Exploring the Vulnerability of Basic Blocks for Control Flow Error Detection

Control flow errors (CFEs) pose a serious threat to the reliability of embedded systems, particularly under increasing integration density and shrinking feature sizes. Existing CFE detection techniques typically rely on coarse-grained analysis and uniform checking strategies, lacking fine-grained awareness of structural and runtime characteristics. This limitation often leads to considerable overhead, making such approaches less suitable for resource-constrained embedded systems. To tackle this shortcoming, we propose a CFE Detection approach guided by Basic block Vulnerability Analysis (CDBVA) that aims to strike a balance between the detection effectiveness and the overhead. Specifically, we first extract the CFE-related structural and execution features to characterize basic block vulnerability.

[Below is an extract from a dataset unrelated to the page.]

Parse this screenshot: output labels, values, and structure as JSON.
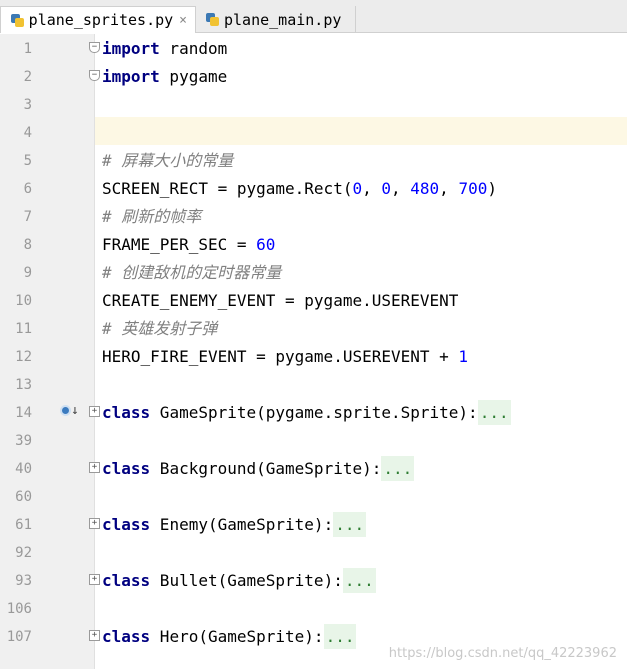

Then, we train a learning-based model to predict basic blocks that are vulnerable to CFEs. Finally, we design a hybrid signature checking strategy that performs appropriate checks on vulnerable and non-vulnerable basic blocks separately. Experimental results demonstrate that CDBVA achieves an average prediction accuracy of 86.2% and an average CFE coverage of 95.79%, outperforming state-of-the-art approaches. While maintaining high CFE coverage, CDBVA improves the evaluation factor by 12.14%–20.82%, achieving a favorable trade-off between detection effectiveness and overhead. In addition, CDBVA demonstrates stable performance across diverse input conditions and heterogeneous hardware architectures.